Keeping track of gas.
Generating our own electricity.
Running out of water is a real possibility — something that rarely crosses your mind when there’s a tap and a mains supply.
In that sense, this life is far from simple.
Complexity hasn’t disappeared.
It’s just taken on a different shape.
That’s something I didn’t fully understand at the beginning.
This isn’t an exercise in stripping life down to the bare bones.
It isn’t about making everything easier, or smoother, or more efficient.
It’s about choosing what stays.
Choosing the kind of work that feels worth the effort.
The kind of complexity that feels honest rather than imposed.
A way of living that feels truer, even when it asks more attention rather than less.
I’ve learned that every way of life contains its own difficulties.

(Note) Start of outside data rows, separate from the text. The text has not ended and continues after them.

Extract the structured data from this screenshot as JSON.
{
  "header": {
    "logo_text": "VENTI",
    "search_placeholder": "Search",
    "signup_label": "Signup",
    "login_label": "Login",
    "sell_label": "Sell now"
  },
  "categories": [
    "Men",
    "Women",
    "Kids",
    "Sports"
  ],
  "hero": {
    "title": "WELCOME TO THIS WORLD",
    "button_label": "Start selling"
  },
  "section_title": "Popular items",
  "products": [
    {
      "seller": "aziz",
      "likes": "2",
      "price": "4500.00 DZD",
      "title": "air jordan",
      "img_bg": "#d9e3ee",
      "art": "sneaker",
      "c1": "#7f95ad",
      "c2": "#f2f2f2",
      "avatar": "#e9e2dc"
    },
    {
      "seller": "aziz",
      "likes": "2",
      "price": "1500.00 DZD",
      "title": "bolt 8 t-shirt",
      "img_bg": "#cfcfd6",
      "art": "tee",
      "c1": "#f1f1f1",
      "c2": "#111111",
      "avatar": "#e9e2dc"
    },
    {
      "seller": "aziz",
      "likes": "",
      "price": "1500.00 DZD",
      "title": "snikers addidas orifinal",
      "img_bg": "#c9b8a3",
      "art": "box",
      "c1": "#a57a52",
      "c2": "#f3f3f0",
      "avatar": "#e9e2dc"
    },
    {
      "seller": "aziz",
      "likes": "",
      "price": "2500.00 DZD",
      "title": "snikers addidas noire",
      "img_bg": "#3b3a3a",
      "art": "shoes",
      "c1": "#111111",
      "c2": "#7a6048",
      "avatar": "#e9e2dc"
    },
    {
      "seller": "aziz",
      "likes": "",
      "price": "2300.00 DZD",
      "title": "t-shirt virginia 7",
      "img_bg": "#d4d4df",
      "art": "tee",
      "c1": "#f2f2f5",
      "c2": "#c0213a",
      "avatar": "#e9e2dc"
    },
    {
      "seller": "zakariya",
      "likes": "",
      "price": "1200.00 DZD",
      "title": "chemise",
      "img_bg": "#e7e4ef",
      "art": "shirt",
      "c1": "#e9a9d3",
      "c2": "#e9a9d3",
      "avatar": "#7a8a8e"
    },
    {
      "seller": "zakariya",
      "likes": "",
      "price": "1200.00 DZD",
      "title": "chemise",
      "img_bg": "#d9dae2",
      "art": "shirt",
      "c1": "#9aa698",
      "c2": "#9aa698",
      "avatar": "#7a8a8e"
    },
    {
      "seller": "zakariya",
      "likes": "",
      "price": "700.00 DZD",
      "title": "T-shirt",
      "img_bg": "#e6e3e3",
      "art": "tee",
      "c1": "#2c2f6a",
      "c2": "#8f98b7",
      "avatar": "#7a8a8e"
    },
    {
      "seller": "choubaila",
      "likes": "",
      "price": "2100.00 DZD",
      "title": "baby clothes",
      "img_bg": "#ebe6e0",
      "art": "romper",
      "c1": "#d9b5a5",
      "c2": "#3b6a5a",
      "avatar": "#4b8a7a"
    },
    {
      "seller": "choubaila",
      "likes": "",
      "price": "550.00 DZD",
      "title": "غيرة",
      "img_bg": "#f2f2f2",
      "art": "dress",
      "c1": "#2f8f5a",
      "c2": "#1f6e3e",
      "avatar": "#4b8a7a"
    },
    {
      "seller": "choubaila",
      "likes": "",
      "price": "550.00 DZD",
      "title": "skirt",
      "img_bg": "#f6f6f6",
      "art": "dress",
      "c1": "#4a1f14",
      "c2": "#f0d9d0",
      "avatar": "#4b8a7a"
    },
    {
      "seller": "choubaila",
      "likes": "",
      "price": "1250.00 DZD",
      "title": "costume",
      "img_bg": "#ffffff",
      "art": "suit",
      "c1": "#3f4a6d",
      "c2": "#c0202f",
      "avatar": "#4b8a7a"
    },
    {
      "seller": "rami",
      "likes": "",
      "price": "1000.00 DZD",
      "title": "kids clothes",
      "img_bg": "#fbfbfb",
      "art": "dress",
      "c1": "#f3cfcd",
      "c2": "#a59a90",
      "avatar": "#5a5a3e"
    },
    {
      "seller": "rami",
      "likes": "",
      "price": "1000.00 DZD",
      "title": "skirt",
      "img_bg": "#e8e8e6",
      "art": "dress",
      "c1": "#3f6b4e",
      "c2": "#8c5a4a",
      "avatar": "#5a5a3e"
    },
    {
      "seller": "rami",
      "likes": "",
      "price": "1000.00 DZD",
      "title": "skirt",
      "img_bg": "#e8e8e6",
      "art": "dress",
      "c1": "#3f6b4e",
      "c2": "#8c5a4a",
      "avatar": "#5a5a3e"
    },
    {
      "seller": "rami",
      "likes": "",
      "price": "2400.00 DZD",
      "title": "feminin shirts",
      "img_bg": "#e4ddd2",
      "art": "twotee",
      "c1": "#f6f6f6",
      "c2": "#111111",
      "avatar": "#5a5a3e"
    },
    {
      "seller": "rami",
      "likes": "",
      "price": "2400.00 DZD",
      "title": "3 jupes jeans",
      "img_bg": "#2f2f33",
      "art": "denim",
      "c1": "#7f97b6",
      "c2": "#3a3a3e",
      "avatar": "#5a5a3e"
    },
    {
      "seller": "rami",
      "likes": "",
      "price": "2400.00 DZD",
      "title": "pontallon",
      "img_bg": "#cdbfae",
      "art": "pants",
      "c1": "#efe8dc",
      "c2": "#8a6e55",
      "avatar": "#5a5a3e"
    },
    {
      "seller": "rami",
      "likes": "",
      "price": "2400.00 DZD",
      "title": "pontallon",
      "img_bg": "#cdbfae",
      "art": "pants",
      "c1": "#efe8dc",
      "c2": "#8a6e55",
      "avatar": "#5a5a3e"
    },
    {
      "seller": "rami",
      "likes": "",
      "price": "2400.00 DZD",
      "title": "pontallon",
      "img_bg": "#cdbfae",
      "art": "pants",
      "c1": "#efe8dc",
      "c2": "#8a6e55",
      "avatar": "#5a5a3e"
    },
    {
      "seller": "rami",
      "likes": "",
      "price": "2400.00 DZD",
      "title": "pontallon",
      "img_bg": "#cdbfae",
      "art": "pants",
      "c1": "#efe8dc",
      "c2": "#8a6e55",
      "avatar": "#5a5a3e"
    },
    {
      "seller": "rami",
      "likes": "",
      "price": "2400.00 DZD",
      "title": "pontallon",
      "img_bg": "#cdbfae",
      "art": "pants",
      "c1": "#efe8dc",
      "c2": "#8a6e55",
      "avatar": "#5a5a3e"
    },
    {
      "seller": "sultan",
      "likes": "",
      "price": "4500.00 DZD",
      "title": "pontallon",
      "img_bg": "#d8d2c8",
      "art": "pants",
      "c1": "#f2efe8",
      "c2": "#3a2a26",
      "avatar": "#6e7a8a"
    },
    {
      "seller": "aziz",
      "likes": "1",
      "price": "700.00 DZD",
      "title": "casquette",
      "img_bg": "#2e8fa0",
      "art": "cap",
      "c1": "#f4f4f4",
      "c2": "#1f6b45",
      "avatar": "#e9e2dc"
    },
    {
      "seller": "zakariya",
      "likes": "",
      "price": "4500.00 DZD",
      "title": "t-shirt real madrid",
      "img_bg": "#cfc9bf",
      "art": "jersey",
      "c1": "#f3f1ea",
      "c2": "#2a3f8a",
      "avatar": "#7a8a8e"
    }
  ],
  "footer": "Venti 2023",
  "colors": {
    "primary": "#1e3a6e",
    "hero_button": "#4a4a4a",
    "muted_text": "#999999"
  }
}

There’s no version that’s entirely frictionless.
The difference is whether that friction feels meaningful —
or whether it feels like noise you’re constantly pushing against.
For a long time, I thought ease was the goal.
That if I could just simplify enough, things would finally feel right.
Now I’m not so sure.
These days, alignment matters more to me than ease.
Living in a way that makes sense internally, even when it requires effort.
Accepting complexity when it belongs, rather than trying to eliminate it entirely.
That distinction has changed how I think about what I’m doing here.
Life doesn’t need to be simple to feel right.
It just needs to be chosen.
And for me, that difference matters.